Unless @RGBguy happened to use the IOData GV-USB2, we can conclude that the issue resides within MMS - across versions.

Now here is the interesting bit....

@browj2 conducts a test capture, using a Roxio capture device and VPX15. He reports that when he scales down the output it looks the same as the preview window. He reports that the blurring in detail is gone but indicates that a smaller image would naturally look sharper. @AAProds comments and says the issue is a Washed-out look, not blurriness.

Granted, @browj2 may have been focused on sharpness but he would have noticed any material lack of contrast or washout but he says the two images look the same.

So where does this leave us? We know that VPX and MMS use the same code, except features are turned off in MMS. From @browj2's screen shot of VPX15 settings I noticed that he has a lot more codec options than MMS which proves my point. @browj2 has both MMS and VPX. If he has the time, (no pressure intended) he can run the same capture using the same codec in both systems and compare the results.

Likewise if anyone has both programs, they can perform the same test.
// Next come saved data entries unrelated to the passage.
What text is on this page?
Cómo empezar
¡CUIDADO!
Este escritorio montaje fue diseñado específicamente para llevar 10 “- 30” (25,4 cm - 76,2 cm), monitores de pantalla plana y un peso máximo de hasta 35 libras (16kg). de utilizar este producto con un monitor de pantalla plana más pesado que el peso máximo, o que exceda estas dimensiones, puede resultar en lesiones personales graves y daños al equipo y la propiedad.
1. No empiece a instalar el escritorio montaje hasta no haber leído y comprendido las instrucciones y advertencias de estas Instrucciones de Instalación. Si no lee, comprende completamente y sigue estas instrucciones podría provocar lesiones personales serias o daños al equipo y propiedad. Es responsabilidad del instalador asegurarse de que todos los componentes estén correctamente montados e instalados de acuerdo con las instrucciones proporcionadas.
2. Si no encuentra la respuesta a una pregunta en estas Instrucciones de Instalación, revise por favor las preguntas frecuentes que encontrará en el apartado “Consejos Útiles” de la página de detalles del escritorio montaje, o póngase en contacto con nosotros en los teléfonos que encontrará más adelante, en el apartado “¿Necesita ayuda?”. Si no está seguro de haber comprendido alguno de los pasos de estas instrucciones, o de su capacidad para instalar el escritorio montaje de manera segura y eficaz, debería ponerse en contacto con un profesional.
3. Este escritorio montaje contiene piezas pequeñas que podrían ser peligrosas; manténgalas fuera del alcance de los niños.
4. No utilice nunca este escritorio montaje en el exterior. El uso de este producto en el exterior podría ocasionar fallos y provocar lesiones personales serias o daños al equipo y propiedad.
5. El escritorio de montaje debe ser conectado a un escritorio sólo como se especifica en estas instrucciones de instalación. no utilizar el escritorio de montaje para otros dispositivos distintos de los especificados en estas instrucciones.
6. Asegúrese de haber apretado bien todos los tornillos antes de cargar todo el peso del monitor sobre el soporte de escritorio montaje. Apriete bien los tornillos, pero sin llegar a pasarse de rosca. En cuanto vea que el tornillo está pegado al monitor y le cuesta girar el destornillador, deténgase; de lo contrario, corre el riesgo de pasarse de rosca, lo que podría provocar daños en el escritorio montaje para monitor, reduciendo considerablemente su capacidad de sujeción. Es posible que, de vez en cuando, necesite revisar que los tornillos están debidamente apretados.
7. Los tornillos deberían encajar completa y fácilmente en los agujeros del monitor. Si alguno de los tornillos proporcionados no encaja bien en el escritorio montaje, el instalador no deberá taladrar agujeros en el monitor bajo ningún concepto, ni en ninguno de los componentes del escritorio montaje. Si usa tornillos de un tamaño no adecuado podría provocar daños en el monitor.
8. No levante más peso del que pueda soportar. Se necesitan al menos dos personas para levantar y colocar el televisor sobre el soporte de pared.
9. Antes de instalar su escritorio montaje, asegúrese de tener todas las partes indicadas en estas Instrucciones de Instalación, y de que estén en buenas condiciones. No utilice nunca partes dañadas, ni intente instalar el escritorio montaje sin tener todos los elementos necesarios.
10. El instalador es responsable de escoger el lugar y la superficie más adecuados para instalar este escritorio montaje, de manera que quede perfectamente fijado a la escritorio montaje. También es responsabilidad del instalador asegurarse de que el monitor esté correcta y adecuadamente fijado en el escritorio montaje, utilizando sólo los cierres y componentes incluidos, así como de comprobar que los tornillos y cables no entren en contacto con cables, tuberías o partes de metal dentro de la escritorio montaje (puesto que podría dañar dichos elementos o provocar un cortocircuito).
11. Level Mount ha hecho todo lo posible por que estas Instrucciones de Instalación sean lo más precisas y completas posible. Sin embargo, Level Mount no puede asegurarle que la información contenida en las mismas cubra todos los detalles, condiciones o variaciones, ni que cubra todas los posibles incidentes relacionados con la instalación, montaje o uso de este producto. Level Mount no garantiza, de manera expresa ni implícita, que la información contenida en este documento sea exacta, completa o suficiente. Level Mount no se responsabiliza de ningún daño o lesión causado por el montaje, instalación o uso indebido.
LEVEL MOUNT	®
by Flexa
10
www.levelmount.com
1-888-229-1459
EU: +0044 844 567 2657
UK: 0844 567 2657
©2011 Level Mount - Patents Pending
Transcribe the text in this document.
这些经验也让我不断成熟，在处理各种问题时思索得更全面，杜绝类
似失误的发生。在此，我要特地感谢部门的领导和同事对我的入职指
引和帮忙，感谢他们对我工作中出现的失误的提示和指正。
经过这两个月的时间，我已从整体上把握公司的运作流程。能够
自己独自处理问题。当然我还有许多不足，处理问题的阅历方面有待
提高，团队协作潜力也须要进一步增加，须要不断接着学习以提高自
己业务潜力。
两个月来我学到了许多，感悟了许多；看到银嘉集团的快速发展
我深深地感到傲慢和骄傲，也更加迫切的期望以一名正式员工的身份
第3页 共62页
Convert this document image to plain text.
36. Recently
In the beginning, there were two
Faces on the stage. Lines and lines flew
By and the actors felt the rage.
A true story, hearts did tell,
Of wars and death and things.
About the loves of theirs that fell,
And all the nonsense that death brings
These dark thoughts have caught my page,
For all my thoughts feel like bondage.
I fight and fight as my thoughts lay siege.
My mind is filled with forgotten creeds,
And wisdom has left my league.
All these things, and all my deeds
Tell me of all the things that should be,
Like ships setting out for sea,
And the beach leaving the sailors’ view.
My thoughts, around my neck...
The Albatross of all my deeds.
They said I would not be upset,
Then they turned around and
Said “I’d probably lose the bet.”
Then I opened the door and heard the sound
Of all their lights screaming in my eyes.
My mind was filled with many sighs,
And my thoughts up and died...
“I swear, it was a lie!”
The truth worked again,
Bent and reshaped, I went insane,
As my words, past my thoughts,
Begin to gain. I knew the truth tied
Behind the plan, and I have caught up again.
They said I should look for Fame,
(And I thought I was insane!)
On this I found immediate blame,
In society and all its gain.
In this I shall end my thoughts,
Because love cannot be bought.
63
If it's proven that the issue only exists in MMS and not VPX then its really just a simple switch that needs to be changed in the code. If VPX has the same problem then you found the same bug.

As a side note, I noticed that VPX can capture AVI. Just wondering, can it capture Lagarith or any other lossless codec?

And just getting back to the 4:3 problem in MMS. I tested Vegas Pro and it is not an issue in that system. More importantly has anyone tested it in VPX to determine if the problem exits there as well?